El clamor de las risotadas me conmocionó. Era una observación soez, una chanza más propia del fanfarrón de una taberna que del príncipe de un castillo. Me trajo a la mente recuerdos de la reina Deseo en sus peores momentos, ebria de vino y hierbas. Pero la risa se contagió de la Alta Mesa a las mesas inferiores. Regio cosechaba el fruto de sus halagos y entretenimientos. Daba igual qué insultos o bufonadas soltara esa noche, aquellos aduladores estaban dispuestos a reírle las gracias mientras engulleran su carne y trasegaran su vino. Kettricken parecía incapaz de articular palabra. Llegó a levantarse y habría abandonado la mesa si el rey no le hubiera tendido una mano temblorosa.

—Por favor, querida —dijo, y su débil voz se escuchó por toda la sala—. No me dejes solo. Quiero que estés a mi lado.

—Ves, son los deseos del rey —se apresuró a regañarla Regio, y dudo que ni siquiera él supiera reconocer el golpe de suerte que había supuesto para él que el rey decidiera formular esa petición en ese preciso momento.

Kettricken se hundió en su asiento a regañadientes. Le temblaba el labio inferior y tenía el rostro encendido.
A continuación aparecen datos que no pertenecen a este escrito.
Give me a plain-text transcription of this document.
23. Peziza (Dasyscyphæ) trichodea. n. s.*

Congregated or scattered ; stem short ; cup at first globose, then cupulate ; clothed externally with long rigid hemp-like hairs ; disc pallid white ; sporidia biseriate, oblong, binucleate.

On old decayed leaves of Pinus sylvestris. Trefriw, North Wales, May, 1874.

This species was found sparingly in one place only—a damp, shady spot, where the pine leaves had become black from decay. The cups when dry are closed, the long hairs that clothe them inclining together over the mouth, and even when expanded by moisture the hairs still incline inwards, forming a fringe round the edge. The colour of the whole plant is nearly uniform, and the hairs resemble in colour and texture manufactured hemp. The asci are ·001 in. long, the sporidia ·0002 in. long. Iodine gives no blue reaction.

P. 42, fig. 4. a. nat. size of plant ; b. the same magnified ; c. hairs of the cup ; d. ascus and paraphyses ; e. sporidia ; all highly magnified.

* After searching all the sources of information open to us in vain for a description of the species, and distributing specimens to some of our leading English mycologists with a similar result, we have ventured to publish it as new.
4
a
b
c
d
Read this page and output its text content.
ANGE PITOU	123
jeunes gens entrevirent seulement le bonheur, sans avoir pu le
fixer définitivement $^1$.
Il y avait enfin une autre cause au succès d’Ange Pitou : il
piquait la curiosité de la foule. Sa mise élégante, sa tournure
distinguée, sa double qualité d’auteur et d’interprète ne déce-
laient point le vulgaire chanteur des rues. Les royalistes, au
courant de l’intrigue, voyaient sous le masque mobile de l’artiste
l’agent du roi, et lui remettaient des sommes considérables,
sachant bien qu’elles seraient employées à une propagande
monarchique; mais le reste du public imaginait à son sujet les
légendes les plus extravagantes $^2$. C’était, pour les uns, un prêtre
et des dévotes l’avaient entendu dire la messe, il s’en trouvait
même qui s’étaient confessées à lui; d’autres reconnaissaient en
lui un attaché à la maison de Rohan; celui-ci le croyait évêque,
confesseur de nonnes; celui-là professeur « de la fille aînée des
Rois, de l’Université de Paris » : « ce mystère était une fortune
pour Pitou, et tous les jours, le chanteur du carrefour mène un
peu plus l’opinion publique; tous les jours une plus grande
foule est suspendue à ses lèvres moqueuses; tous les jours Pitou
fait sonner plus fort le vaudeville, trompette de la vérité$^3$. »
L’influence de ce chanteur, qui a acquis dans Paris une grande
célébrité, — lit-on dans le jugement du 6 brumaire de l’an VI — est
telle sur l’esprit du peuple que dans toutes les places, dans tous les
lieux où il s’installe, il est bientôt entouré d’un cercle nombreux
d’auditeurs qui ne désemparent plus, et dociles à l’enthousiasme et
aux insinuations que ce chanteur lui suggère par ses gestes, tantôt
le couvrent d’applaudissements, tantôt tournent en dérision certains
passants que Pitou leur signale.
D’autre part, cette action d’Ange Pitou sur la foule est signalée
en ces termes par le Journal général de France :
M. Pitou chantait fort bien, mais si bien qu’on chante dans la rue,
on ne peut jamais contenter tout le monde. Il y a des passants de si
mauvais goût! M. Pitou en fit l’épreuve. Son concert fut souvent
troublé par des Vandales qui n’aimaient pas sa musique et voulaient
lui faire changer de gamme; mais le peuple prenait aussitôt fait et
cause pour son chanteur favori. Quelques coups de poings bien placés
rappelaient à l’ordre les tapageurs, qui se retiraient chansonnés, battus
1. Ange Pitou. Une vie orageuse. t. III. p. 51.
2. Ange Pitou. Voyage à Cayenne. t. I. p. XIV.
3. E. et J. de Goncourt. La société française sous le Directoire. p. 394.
Por un terrible instante pensé que iba a romper a llorar. Aquello hubiera supuesto el triunfo definitivo para Regio, la traición de su debilidad emocional inherente a una hembra preñada. En cambio, inhaló hondo. Se volvió hacia el rey y habló en voz baja pero audible al tiempo que le cogía la mano.

—Sois mi rey, al que he jurado lealtad. Mi señor, cumpliré vuestros deseos. No me apartaré de vuestro lado.

Inclinó la cabeza y Regio asintió con afabilidad. Surgió un murmullo general de aprobación ante la aquiescencia de la reina. Regio parloteó un poco más cuando se hubo atenuado el bullicio, pero ya había logrado su objetivo. Habló sobre todo de lo sabio de su decisión y de cómo Torre del Alce sería más capaz de defenderse sin necesidad de temer por su monarca. Tuvo incluso la audacia de sugerir que al irse el rey, la Reina a la Espera y él mismo, Torre del Alce sería un objetivo menos codiciable para los corsarios, que tendrían menos que ganar con su captura. Todo palabras huecas, el fin de la función. No mucho después se llevaron al rey de vuelta a sus aposentos, cumplido su papel de figurante. La reina Kettricken se disculpó y lo acompañó. El banquete se disolvió en una cacofonía general de divertimentos. Se sacaron barriles de cerveza y cubas de vino barato. Varios juglares del interior se apostaron en las distintas esquinas del Gran Salón mientras el príncipe y su cohorte de aduladores se decantaba por un espectáculo de marionetas, una obra obscena titulada La seducción del hijo de la posadera. Aparté mi plato y miré a Burrich. Nuestros ojos se cruzaron y nos levantamos al unísono.